Между тем, очередной теплый весенний день угасал. Ярко-красное, как задница павиана, вечернее солнышко неслышно опускалось за горизонт. Усталые, измученные подневольным трудом в «режиме козы» (так в народе называется труд, результатов которого человек не ощущает на своем благосостоянии — его словно козу подоили и ведро с молоком унесли неизвестно куда) колхозники разбредались по своим вигвамам и бунгало.
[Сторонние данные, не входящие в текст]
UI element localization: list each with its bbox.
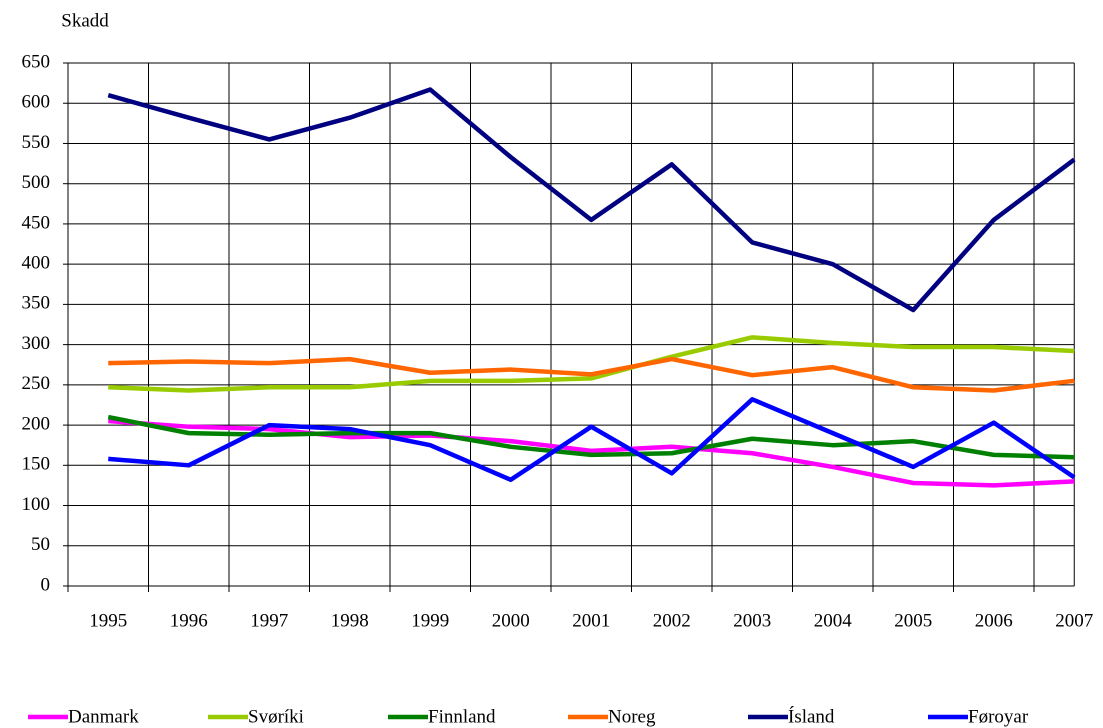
series-line	[108, 335, 1075, 393]
series-line	[108, 418, 1075, 488]
y-tick-label: 50	[31, 534, 50, 555]
x-tick-label: 2002	[653, 610, 691, 631]
x-tick-label: 2000	[492, 610, 530, 631]
y-tick-label: 150	[22, 454, 51, 475]
x-tick-label: 1999	[411, 610, 449, 631]
x-tick-label: 1995	[89, 610, 127, 631]
series-line	[107, 87, 1076, 313]
legend-label: Finnland	[428, 706, 496, 727]
x-tick-label: 2007	[1055, 610, 1093, 631]
series-line	[107, 414, 1075, 460]
y-tick-label: 400	[22, 253, 51, 274]
x-tick-label: 1997	[250, 610, 288, 631]
legend-label: Svøríki	[248, 706, 304, 727]
y-tick-label: 300	[22, 333, 51, 354]
legend-label: Noreg	[608, 706, 656, 727]
y-tick-label: 350	[22, 293, 51, 314]
x-tick-label: 2001	[572, 610, 610, 631]
y-tick-label: 450	[22, 212, 51, 233]
x-tick-label: 2004	[814, 610, 853, 631]
y-tick-label: 650	[22, 51, 51, 72]
x-tick-label: 2003	[733, 610, 771, 631]
legend-label: Danmark	[68, 706, 139, 727]
y-tick-label: 100	[22, 494, 51, 515]
y-tick-label: 250	[22, 373, 51, 394]
x-tick-label: 1998	[331, 610, 369, 631]
x-tick-label: 2006	[975, 610, 1013, 631]
y-tick-label: 550	[22, 132, 51, 153]
legend-label: Føroyar	[968, 706, 1029, 727]
x-tick-label: 1996	[170, 610, 208, 631]
y-tick-label: 0	[41, 574, 51, 595]
y-tick-label: 600	[22, 92, 51, 113]
x-tick-label: 2005	[894, 610, 932, 631]
series-line	[108, 356, 1075, 393]
y-tick-label: 500	[22, 172, 51, 193]
y-tick-label: 200	[22, 413, 51, 434]
series-line	[108, 397, 1076, 483]
legend-label: Ísland	[788, 705, 835, 727]
y-axis-label: Skadd	[61, 10, 109, 31]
Послышалось приближающееся стрекотание мотора и мимо дома Галины Палкиной, сильно виляя со стороны в сторону и подпрыгивая на колдобинах, медленно прополз трактор «Беларусь». Вильнув в очередной раз, трактор правым боком въехал в наполненную раскисшей грязью яму у обочины дороги, где и застрял. Натужно ревя двигателем, стальная лошадка попыталась выбраться из плена, но не тут-то было. Огромные задние колеса лишь даром месили грязь, выбрасывая последнюю далеко назад, а сам трактор потихоньку погружался в цепко державшую его жижу. Минут через пятнадцать дверца кабины застрявшей «Беларуси» распахнулась и из кабины в буквальном смысле слова выпал лицом вниз тракторист. Полежав немного на земле, водитель «Беларуси» с большим трудом поднялся и, шатаясь, побрел неторопливо по улице, иногда падая вновь. А скособоченный трактор так и остался торчать в яме на обочине, негромко стрекоча на холостых оборотах незаглушенным мотором.
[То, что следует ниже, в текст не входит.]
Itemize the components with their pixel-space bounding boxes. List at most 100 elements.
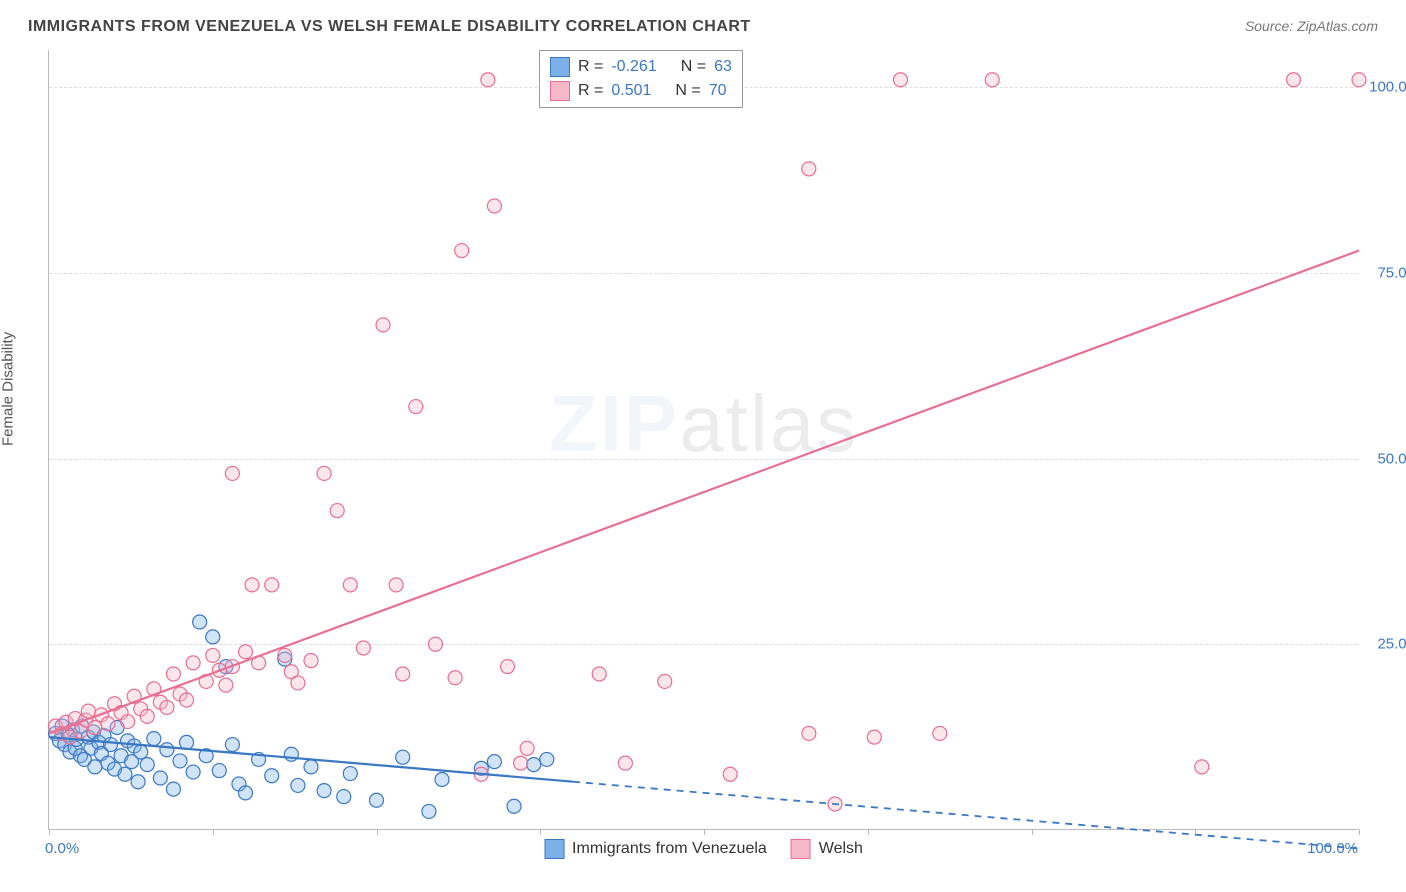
- scatter-point-pink: [304, 654, 318, 668]
- scatter-point-pink: [802, 162, 816, 176]
- source-attribution: Source: ZipAtlas.com: [1245, 18, 1378, 34]
- scatter-point-pink: [514, 756, 528, 770]
- x-tick-mark: [540, 829, 541, 835]
- scatter-point-blue: [140, 758, 154, 772]
- y-tick-75: 75.0%: [1377, 264, 1406, 281]
- scatter-point-pink: [356, 641, 370, 655]
- scatter-point-pink: [802, 726, 816, 740]
- scatter-point-blue: [540, 752, 554, 766]
- scatter-point-pink: [343, 578, 357, 592]
- scatter-point-blue: [487, 755, 501, 769]
- scatter-point-pink: [389, 578, 403, 592]
- scatter-point-blue: [180, 735, 194, 749]
- swatch-blue-icon: [544, 839, 564, 859]
- x-tick-mark: [868, 829, 869, 835]
- y-tick-25: 25.0%: [1377, 636, 1406, 653]
- scatter-point-blue: [337, 790, 351, 804]
- scatter-point-pink: [1195, 760, 1209, 774]
- scatter-svg: [49, 50, 1358, 829]
- scatter-point-blue: [212, 764, 226, 778]
- scatter-point-blue: [396, 750, 410, 764]
- scatter-point-pink: [265, 578, 279, 592]
- scatter-point-pink: [376, 318, 390, 332]
- scatter-point-blue: [131, 775, 145, 789]
- swatch-pink: [550, 81, 570, 101]
- scatter-point-blue: [317, 784, 331, 798]
- scatter-point-blue: [166, 782, 180, 796]
- scatter-point-pink: [101, 717, 115, 731]
- chart-title: IMMIGRANTS FROM VENEZUELA VS WELSH FEMAL…: [28, 18, 751, 36]
- scatter-point-pink: [867, 730, 881, 744]
- scatter-point-pink: [409, 400, 423, 414]
- plot-area: ZIPatlas 25.0%50.0%75.0%100.0% 0.0% 100.…: [48, 50, 1358, 830]
- y-axis-label: Female Disability: [0, 332, 17, 446]
- swatch-pink-icon: [791, 839, 811, 859]
- x-tick-0: 0.0%: [45, 840, 79, 857]
- scatter-point-pink: [455, 244, 469, 258]
- legend-label-blue: Immigrants from Venezuela: [572, 840, 767, 858]
- scatter-point-pink: [487, 199, 501, 213]
- scatter-point-pink: [219, 678, 233, 692]
- scatter-point-pink: [1287, 73, 1301, 87]
- scatter-point-pink: [140, 709, 154, 723]
- regression-line-pink: [49, 251, 1359, 734]
- scatter-point-pink: [985, 73, 999, 87]
- swatch-blue: [550, 57, 570, 77]
- scatter-point-pink: [317, 466, 331, 480]
- scatter-point-blue: [147, 732, 161, 746]
- scatter-point-blue: [134, 745, 148, 759]
- scatter-point-blue: [304, 760, 318, 774]
- corr-row-pink: R = 0.501 N = 70: [550, 79, 732, 103]
- series-legend: Immigrants from Venezuela Welsh: [544, 839, 863, 859]
- scatter-point-pink: [166, 667, 180, 681]
- scatter-point-blue: [206, 630, 220, 644]
- scatter-point-blue: [239, 786, 253, 800]
- scatter-point-pink: [160, 700, 174, 714]
- scatter-point-blue: [186, 765, 200, 779]
- scatter-point-pink: [186, 656, 200, 670]
- x-tick-mark: [213, 829, 214, 835]
- x-tick-mark: [1359, 829, 1360, 835]
- scatter-point-pink: [481, 73, 495, 87]
- scatter-point-blue: [160, 743, 174, 757]
- scatter-point-blue: [225, 738, 239, 752]
- scatter-point-pink: [723, 767, 737, 781]
- scatter-point-blue: [265, 769, 279, 783]
- scatter-point-blue: [118, 767, 132, 781]
- scatter-point-pink: [225, 466, 239, 480]
- scatter-point-pink: [428, 637, 442, 651]
- scatter-point-blue: [422, 804, 436, 818]
- x-tick-mark: [49, 829, 50, 835]
- scatter-point-blue: [527, 758, 541, 772]
- scatter-point-blue: [370, 793, 384, 807]
- scatter-point-blue: [153, 771, 167, 785]
- scatter-point-pink: [330, 504, 344, 518]
- scatter-point-pink: [291, 676, 305, 690]
- scatter-point-pink: [180, 693, 194, 707]
- legend-label-pink: Welsh: [819, 840, 863, 858]
- scatter-point-pink: [933, 726, 947, 740]
- x-tick-mark: [377, 829, 378, 835]
- scatter-point-pink: [239, 645, 253, 659]
- scatter-point-blue: [435, 772, 449, 786]
- y-tick-50: 50.0%: [1377, 450, 1406, 467]
- scatter-point-blue: [343, 767, 357, 781]
- x-tick-mark: [704, 829, 705, 835]
- scatter-point-blue: [507, 799, 521, 813]
- legend-item-pink: Welsh: [791, 839, 863, 859]
- legend-item-blue: Immigrants from Venezuela: [544, 839, 767, 859]
- scatter-point-pink: [121, 715, 135, 729]
- x-tick-mark: [1032, 829, 1033, 835]
- scatter-point-blue: [173, 754, 187, 768]
- scatter-point-blue: [193, 615, 207, 629]
- scatter-point-pink: [448, 671, 462, 685]
- scatter-point-pink: [245, 578, 259, 592]
- correlation-legend: R = -0.261 N = 63 R = 0.501 N = 70: [539, 50, 743, 108]
- scatter-point-pink: [501, 660, 515, 674]
- scatter-point-blue: [104, 738, 118, 752]
- y-tick-100: 100.0%: [1369, 79, 1406, 96]
- scatter-point-blue: [88, 760, 102, 774]
- scatter-point-pink: [520, 741, 534, 755]
- scatter-point-pink: [278, 648, 292, 662]
- scatter-point-pink: [894, 73, 908, 87]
— Умом, конечно, Россию не понять, — вздохнув, произнес наблюдавший за этой сценой Холмов. — А так как иного органа для размышления матушка-природа создать не догадалась, то, похоже, на вечные времена останется большой загадкой для остального человечества это непонятное существо — русский мужик. Ведь вроде его и лентяем беспросветным назвать нельзя и полным дураком тоже — а вот, гляди-ка…
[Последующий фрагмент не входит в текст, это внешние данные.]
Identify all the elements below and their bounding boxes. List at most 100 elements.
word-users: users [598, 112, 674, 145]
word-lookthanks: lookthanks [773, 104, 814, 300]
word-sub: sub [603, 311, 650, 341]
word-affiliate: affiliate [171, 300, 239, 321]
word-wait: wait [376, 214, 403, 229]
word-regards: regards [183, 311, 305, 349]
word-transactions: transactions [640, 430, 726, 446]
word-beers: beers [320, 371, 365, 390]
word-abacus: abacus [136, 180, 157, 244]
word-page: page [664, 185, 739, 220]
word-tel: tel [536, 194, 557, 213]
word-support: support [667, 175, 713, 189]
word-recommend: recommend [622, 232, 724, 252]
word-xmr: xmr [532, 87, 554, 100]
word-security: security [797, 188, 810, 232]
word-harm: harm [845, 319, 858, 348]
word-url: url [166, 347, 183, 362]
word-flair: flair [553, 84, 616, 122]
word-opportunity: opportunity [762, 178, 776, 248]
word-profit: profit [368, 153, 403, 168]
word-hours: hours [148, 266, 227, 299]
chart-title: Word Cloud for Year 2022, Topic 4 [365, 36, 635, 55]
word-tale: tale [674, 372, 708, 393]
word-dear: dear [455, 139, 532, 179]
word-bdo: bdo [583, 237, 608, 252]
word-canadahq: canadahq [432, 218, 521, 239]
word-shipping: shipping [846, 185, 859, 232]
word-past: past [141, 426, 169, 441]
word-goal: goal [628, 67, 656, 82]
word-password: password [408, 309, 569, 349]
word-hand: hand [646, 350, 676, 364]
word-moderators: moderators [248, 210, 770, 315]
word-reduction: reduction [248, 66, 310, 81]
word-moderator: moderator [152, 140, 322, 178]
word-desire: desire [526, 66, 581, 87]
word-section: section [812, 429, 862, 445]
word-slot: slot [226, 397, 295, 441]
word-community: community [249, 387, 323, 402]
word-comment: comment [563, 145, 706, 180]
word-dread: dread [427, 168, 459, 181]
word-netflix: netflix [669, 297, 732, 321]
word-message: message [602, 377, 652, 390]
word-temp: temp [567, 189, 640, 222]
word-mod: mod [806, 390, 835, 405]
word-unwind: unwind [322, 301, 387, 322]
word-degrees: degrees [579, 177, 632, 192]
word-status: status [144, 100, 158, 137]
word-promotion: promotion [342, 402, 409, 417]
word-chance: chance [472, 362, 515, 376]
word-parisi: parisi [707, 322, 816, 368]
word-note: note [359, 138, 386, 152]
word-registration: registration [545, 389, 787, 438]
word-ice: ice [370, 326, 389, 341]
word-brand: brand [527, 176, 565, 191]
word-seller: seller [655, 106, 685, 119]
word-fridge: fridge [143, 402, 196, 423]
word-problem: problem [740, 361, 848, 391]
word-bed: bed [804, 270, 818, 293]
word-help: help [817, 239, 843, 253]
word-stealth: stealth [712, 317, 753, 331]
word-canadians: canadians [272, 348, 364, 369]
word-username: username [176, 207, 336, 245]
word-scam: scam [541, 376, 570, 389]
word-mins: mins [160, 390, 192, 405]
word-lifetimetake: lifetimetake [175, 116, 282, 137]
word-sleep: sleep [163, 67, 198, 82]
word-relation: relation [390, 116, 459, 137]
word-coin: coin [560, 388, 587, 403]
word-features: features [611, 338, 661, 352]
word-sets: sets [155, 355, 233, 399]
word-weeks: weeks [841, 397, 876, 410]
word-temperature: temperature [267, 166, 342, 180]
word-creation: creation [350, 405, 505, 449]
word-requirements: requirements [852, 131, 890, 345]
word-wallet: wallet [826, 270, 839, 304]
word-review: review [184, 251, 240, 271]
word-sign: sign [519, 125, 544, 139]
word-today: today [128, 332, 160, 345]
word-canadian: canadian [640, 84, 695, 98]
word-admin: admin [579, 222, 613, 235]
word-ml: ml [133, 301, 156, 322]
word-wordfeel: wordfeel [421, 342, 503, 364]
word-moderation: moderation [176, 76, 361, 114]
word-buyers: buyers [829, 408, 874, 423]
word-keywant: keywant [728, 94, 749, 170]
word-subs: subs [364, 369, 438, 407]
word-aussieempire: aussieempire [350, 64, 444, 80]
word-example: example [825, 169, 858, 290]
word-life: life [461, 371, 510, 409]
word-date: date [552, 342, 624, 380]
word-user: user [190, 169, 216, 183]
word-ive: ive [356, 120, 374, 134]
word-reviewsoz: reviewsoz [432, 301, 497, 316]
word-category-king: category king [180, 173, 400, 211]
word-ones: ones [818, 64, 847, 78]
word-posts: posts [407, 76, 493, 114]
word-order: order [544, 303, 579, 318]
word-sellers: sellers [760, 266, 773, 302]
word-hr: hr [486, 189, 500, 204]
Дима кивнул, но ввязываться в дисскусию о загадочности русской души по причине своей пятой графы не стал, опасаясь какой-то неосторожной фразой обидеть своего вспыльчивого славянского друга.
— Ты ведь даже русский народный фольклор возьми, — продолжал распаляться подвыпивший Шура. — По-моему, только в России и нигде более понавыдумывали сказочек, в которых различные блага приходят к человеку не результате упорного труда, а «по щучьему велению», с помощью всяких там коньков-горбунков да скатертей-самобранок. Иван-дурак целыми днями валяется на печи с голой жопой а потом — бац — на царевне женился! Где такое видано? Только в России-матушке, где вместо того, чтобы вкалывать до седьмого пота и богатеть, мужики водку жрали до белой горячки. А зимой подтягивали с голодухи кушаки и начинали завывать тоскливые песни про свою тяжелую долюшку…
— Не надо свистеть, Россия до революции полмира жратвой заваливала, — громко икнув, неожиданно возразил Дима. — Что, по твоему, это Пушкин с Белинским на полях пахали?
— Не спорю, были и среди российских мужиков трудяги, — смягчился Шура, разливая остаток водки по стаканам. — Но не они составляли, на мой взгляд, основную часть населения страны. Потому-то, кстати, и победила революция в России, что большевики сумели ловко использовать постоянную, естественную ненависть ленивой голытьбы к трудягам, которые жили лучше. Ни в одной другой стране мира, где трудолюбивых, зажиточных людей большинство, этот иезуитский номер никогда не прошел бы. Никогда, Вацман, не прошел бы! Ну, а после революции остатки трудолюбивых крестьян были «раскулачены», перебиты, сгноены в Сибири и кто остался в России? Осталось, Вацман, быддо, яркий представитель которого вывалился пять минут назад из кабины трактора лицом вниз…
Шура умолк, залпом выпил водку и захрустел редиской.
— А вообще, Вацман, мне кажется, что над Россией висят какое-то проклятье небес, — после непродолжительного молчания задумчиво произнес Холмов.